Portrait de Jouret Martin

Jouret Martin, Joseph libéral

né en 1796 à Flobecq décédé en 1878 à Flobecq

Représentant entre 1848 et 1866, élu par l'arrondissement de Ath

Biographie

(Extrait de : E. BOCHART, Biographie des membres des deux chambres législatives, session 1857-1858, Bruxelles, M. Périchon, 1858, folio n°63)

JOURET Martin-Joseph,

Né à Flobecq, le 10 novembre 1796,

Représentant, élu par l’arrondissement d’Ath

M. Martin Jouret, reçu docteur en droit à l'Université de Gand, ne se destina pas aux luttes du barreau. Après l'obtention de son diplôme, il revint à Flobecq au sein de sa famille, et mit toute son ambition à se rendre utile à ses concitoyens en qualité d'avocat consultant.

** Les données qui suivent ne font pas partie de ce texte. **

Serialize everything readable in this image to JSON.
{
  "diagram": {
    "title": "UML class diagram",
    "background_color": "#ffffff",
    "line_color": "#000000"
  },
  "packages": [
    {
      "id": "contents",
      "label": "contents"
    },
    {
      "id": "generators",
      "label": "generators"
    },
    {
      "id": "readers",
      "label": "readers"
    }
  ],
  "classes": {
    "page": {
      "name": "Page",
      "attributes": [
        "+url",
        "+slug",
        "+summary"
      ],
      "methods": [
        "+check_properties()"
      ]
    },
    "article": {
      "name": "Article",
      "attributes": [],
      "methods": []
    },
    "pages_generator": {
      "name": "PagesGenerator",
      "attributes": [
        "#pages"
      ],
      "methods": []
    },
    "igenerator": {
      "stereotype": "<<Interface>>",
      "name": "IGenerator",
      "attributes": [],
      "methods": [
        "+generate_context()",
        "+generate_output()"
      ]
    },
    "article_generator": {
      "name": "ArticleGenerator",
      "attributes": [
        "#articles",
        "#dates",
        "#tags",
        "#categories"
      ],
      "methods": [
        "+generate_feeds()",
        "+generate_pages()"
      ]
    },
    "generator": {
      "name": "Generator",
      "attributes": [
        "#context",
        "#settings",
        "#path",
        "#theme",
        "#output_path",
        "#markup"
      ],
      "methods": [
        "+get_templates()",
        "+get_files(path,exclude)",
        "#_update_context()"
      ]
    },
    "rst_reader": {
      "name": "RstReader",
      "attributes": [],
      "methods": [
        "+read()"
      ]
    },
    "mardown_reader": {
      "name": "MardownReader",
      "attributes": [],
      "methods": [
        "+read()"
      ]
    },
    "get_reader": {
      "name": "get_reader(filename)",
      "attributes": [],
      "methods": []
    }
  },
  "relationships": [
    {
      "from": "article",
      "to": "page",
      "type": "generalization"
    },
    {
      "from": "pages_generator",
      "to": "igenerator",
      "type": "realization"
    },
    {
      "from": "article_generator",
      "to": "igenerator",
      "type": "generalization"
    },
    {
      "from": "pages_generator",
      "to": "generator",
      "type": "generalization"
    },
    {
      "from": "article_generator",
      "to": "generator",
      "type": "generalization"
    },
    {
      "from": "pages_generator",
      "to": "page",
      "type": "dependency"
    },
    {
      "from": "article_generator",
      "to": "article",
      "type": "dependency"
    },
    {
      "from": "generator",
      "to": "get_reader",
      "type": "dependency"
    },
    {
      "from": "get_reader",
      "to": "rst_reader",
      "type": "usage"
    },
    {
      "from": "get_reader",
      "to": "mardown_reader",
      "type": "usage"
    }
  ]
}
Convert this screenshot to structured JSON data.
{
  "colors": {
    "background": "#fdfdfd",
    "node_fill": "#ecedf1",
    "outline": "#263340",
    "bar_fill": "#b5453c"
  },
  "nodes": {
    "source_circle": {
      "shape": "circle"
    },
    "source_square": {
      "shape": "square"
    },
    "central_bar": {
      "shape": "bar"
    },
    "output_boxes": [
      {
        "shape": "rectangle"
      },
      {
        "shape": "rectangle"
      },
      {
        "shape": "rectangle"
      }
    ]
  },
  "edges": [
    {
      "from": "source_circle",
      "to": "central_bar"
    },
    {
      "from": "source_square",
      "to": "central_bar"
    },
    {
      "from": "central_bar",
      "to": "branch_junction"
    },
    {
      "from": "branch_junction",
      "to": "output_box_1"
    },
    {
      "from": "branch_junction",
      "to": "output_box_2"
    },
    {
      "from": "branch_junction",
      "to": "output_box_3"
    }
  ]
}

A la première élection par le peuple, M. Martin Jouret fut proclamé échevin de Flobecq, puis major de la garde civique. Ajoutons à ces deux titres cette mention spéciale qu'ils lui furent décernés à l'unanimité.

En 1840, sous le ministère de M. Liedts, M. Martin Jouret fut nommé bourgmestre par arrêté royal, et ses concitoyens espéraient le voir longtemps présider aux affaires de la commune ; mais en 1842, un autre ministère ne crut pas devoir le maintenir dans ses fonctions, et cette disgrâce non méritée ne fit qu'accroître les sympathies déjà acquises à l'honorable M. Jouret par ses talents et ses nobles qualités. A la nouvelle de la décision ministérielle, quatre conseillers et le secrétaire de la commune donnèrent leur démission, et commencèrent ainsi la lutte qui devait venger le magistrat populaire en lui préparant les voies à une prochaine élection au Parlement.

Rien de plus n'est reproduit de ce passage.